The Global Health Studies program has won the 2013 Senator Paul Simon International Spotlight Award.

Jacob Lassner, a professor emeritus of history, has been awarded the Franz Rosenthal Prize in Islamics & Semitics by the American Oriental Society.

Earth & Planetary Sciences Professor Emile Okal has been named the 2013 recipient of the Sergey Soloviev Medal by the European Geosciences Union. Okal was cited for his “seminal contributions to the understanding of the physics of tsunamis and for establishing new methods of tsunami mitigation."

Xinwen Zhu has been awarded the Centennial Fellowship of the American Mathematical Society.

Douglas Medin, a professor of cognitive psychology, has received the William James Lifetime Achievement Award for Basic Research from the Association for Psychological Science.

Seth Stein, the William Deering Professor of Geological Sciences in the Weinberg College of Arts and Sciences, has received a Humboldt Research Award from the Alexander von Humboldt Foundation in Germany.

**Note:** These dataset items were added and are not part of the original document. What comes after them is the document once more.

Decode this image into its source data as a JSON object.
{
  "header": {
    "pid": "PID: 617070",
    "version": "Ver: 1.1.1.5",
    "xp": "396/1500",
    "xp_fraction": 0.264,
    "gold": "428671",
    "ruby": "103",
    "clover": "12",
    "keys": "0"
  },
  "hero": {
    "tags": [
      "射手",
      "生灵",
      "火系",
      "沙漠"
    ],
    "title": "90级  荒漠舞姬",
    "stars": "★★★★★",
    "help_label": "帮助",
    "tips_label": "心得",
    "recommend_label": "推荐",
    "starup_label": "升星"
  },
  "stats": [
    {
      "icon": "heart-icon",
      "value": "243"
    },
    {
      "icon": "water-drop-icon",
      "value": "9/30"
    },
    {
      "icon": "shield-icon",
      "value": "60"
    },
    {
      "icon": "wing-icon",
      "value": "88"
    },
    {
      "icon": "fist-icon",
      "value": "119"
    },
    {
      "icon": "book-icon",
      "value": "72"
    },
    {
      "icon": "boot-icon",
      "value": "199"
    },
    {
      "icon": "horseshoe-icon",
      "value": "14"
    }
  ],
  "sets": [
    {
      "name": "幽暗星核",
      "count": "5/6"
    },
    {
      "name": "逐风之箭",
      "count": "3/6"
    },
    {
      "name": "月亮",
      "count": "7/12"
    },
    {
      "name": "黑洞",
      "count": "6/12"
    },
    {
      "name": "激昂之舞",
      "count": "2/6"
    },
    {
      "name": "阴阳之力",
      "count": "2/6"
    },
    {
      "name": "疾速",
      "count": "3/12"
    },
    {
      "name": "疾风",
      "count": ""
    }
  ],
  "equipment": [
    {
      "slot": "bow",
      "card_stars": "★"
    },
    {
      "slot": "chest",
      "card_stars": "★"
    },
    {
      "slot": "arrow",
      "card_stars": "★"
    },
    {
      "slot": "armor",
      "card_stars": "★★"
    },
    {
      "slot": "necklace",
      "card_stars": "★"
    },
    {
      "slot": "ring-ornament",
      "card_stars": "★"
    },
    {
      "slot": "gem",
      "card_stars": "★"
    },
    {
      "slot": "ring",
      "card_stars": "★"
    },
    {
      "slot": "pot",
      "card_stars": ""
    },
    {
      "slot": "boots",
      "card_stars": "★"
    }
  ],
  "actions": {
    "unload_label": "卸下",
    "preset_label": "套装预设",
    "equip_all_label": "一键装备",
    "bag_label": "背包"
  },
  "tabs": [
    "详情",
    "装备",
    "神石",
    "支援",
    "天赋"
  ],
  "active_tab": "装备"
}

Northwestern University physicist Nathaniel Stern and economist Bruno Strulovici each have been awarded a prestigious Sloan Research Fellowship for 2013 from the Alfred P. Sloan Foundation.

Anthropology Professor Helen B. Schwartzman has been elected to a Visiting Fellowship at Oxford's Magdalen College. She will research Bodleian Library collections on 19th and 20th century children's toys and games.

Professors Anupam Garg and André de Gouvêa have been named Fellows of the American Physical Society.

The Modern Language Association of America will present its 22nd Howard R. Marraro Prize to Associate Professor Marco Ruffini for his book Art without an Author: Vasari's Lives and Michelangelo's Death.

Alumna Michelle Grabner, who received her MFA from the department of Art Theory and Practice in 1990, was named one of three curators of the 2014 Whitney Biennial, an influential survey of the state of contemporary art in the United States.